Mauricio no sólo ha llevado adelante, junto a su socio  Claudio Pinto, el proyecto de Yumbel Estación, sino también con otros dos socios: Claudio Contreras y Jaime Pereira, crearon Tinto de Rulo,  el año 2012, pero la idea de manejar una viña propia y elaborar desde ahí su vino era algo que aspiraba desde hace mucho tiempo. Así concretó Yumbel Estación al que sumará una ruta de enoturismo. La idea, dice Daniela, su señora, es que la gente pueda conocer la historia de las viñas, puedan degustar  y de paso disfrutar de una experiencia de campo.

LA TÉCNICA

El trabajo es bien simple, pero no por eso menos profesional. Durante el año las labores las hace Mauricio junto a un ayudante y consisten en poda, despejar lo que aún está emboscado y aplicar un poco de azufre un par de veces al año. Luego la cosecha es a mano, con gente de la zona, se acumula la uva bajo una sombrilla, en una pequeña colina que está al costado de la bodega y se “refriega” la cosecha sobre una zaranda, que son palos de colihues acomodados de manera tal que se despegue el grano del escobajo, y una despalilladora antigua de operación manual. Es un proceso lento, por eso si hay mucha uva se usa un sinfín  que separa los palos hacia un lado y el fruto cae hacia el lagar, una especie de piscina de raulí de 7.000 litros. Ahí fermenta durante un mes. Luego hay que mezclar la parte superficial con la más profunda y se mide la cantidad de azúcar que hay en un litro de jugo. Esta tarea se debe realizar unas dos veces al día. Una vez que ya está seco, se ha hecho el vino, entonces se prensa el grano y con ese sobrante se puede elaborar compost o si alguien quiere producir aguardiente.
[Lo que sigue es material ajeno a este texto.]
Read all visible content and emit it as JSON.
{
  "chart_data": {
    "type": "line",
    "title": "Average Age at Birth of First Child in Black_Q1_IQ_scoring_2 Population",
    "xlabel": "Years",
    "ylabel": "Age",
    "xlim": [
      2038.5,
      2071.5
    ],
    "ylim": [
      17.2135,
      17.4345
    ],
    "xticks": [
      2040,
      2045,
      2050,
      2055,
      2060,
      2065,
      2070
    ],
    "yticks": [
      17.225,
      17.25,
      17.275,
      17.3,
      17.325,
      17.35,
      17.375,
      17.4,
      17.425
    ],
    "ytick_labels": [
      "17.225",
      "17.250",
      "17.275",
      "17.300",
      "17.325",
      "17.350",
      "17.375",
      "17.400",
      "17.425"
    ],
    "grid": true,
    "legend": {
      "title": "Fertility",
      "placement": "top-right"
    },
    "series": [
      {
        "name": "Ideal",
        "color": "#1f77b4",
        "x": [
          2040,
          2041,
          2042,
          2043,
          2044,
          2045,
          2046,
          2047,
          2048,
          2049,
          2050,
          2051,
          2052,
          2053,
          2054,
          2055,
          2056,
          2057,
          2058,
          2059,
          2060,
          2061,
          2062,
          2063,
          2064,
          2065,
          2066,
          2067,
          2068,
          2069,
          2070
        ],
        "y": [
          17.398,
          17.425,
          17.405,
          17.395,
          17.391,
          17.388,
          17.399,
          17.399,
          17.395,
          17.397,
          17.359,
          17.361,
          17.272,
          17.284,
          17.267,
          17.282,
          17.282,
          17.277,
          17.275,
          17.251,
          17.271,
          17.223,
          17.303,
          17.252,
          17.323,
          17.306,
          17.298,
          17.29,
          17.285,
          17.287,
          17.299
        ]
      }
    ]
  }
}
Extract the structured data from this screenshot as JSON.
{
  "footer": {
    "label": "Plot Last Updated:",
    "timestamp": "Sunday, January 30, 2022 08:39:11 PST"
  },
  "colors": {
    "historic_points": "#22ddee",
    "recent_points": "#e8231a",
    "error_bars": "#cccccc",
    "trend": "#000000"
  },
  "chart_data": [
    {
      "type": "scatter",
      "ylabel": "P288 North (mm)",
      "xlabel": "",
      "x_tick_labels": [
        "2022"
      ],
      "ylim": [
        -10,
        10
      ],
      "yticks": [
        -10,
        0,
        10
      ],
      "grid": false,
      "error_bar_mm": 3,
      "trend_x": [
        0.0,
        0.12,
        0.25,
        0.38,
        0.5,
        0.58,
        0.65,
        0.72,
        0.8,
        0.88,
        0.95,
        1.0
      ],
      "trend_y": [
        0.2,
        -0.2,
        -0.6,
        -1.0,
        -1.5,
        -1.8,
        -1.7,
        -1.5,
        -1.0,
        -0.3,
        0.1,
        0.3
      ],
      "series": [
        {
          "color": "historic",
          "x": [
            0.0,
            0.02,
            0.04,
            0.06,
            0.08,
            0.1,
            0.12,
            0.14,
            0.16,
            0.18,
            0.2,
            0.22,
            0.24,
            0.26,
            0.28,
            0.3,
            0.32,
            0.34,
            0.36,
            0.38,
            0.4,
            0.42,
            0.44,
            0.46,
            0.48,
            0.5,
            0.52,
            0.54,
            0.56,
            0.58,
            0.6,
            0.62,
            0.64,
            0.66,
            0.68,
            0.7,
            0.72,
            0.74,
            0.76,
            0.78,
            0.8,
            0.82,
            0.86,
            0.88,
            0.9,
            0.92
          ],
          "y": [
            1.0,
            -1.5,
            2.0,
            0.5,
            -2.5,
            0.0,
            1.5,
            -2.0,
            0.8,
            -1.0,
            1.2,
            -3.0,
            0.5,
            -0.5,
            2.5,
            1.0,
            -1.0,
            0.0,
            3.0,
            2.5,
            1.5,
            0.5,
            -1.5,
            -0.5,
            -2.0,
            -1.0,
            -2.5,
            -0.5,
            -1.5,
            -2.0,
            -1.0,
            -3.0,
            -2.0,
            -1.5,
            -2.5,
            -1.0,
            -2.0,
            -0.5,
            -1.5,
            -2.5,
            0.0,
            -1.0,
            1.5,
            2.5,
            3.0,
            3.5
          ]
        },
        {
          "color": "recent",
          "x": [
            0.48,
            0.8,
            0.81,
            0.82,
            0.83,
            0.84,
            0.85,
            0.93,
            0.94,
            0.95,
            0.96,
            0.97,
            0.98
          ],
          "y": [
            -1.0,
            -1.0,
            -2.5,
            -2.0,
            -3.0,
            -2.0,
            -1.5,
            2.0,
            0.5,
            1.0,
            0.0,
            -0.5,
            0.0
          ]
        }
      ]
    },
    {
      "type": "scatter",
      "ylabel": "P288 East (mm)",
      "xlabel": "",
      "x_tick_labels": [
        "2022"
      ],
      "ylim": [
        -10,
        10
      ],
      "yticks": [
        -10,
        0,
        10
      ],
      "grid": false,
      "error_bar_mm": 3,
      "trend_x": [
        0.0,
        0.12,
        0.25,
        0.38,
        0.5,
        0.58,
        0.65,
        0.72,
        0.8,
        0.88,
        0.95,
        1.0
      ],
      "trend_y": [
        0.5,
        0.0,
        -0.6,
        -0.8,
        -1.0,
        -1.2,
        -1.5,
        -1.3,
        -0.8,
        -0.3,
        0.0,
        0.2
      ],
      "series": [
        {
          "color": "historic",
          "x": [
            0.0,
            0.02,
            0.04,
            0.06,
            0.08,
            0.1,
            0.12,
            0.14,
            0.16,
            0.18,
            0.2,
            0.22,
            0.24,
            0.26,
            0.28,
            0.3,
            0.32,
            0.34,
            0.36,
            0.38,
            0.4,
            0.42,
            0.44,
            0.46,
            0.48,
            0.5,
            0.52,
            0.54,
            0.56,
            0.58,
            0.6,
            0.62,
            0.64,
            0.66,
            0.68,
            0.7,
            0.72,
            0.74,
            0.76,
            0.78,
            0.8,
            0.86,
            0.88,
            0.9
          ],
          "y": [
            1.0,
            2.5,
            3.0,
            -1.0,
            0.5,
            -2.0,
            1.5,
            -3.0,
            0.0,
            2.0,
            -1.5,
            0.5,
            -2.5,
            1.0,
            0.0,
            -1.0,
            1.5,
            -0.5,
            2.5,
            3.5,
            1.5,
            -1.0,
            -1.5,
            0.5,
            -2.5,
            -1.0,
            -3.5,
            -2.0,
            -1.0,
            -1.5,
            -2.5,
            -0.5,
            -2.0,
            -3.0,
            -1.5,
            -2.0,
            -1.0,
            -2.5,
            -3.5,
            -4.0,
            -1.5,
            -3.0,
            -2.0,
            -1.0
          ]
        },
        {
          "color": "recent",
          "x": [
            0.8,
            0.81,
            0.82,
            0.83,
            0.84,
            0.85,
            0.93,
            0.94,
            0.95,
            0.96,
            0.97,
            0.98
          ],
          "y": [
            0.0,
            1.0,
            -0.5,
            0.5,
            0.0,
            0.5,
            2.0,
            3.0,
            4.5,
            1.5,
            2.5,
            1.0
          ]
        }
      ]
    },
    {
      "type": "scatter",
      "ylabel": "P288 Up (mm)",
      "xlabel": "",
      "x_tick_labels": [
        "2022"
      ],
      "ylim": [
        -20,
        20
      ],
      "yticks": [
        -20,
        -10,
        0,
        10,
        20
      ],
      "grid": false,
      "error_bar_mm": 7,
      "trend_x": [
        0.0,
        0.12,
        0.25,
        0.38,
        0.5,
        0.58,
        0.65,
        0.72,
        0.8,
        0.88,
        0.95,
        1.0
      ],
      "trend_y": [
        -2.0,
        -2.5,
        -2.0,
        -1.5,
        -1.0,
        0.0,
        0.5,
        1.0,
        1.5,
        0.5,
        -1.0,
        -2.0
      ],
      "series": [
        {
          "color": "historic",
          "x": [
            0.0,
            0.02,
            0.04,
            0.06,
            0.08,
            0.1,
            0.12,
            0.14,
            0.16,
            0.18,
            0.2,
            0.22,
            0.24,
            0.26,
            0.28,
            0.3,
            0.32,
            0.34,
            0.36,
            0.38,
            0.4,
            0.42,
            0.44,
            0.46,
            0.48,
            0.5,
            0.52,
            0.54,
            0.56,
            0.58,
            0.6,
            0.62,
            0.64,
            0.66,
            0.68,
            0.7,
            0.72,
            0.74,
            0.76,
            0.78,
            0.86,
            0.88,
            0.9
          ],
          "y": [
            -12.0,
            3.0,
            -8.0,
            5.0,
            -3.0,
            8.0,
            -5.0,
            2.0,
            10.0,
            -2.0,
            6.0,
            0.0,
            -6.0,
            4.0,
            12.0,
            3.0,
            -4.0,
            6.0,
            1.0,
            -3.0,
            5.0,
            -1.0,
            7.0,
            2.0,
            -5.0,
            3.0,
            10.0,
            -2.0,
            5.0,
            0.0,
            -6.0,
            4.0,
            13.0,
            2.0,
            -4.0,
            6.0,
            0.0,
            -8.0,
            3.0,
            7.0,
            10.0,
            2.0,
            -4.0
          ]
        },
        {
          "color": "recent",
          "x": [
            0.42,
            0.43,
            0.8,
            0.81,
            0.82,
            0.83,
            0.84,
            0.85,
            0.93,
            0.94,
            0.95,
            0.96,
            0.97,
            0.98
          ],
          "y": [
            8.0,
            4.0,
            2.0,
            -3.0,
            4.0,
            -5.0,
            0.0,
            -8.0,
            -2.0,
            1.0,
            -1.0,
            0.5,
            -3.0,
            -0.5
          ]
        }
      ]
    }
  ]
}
  Los vinos se guardan en barril o en pipa y se embotellan cuando corresponden. “El vino País pipeño lo embotello en octubre- noviembre, son vinos para tomar en el año, no se espera mucho”, puntualiza el enólogo.

  La comercialización no es tan complicada, siempre y cuando la persona esté inserta en el mundo del vino, así conoce gente, compradores, periodistas, asisten a giras, reciben importadores y se generan redes de contacto que facilitan mucho la comercialización.  Mauricio exporta a Estados Unidos, Australia y Europa a cinco dólares la botella más impuestos.

  Es cierto ahora vive con menos plata, pero mucho más feliz y con sueños que se están cumpliendo más rápido de lo que imaginaba.

LAS GRANDES DIFERENCIAS ENTRE LOS VALLES

Las grandes diferencias entre el Valle del Itata y Bío Bío con la zona central como Colchagua es que allá se hace una viticultura más mecanizada, de volúmenes más altos y precios más bajos.  En nuestra zona, en cambio, se hace algo más artesanal, donde todos los que participan en el proceso de elaborar el vino se conocen, ayudan y colaboran. “No tengo nada en contra de esas empresas, pero son cosas muy distintas, allá el proceso es absolutamente controlado y mecanizado, se hace un vino parejo, que ojalá todos los años sea igual, pero los vinos no pueden ser iguales, no hay un vino de un año mejor o peor, son distintos solamente”, indica.

Lo que hace que un vino sea diferente es el año, la poda, la mano, quien los trabaja, todo eso suma para lograr un vino distinto, agrega Mauricio.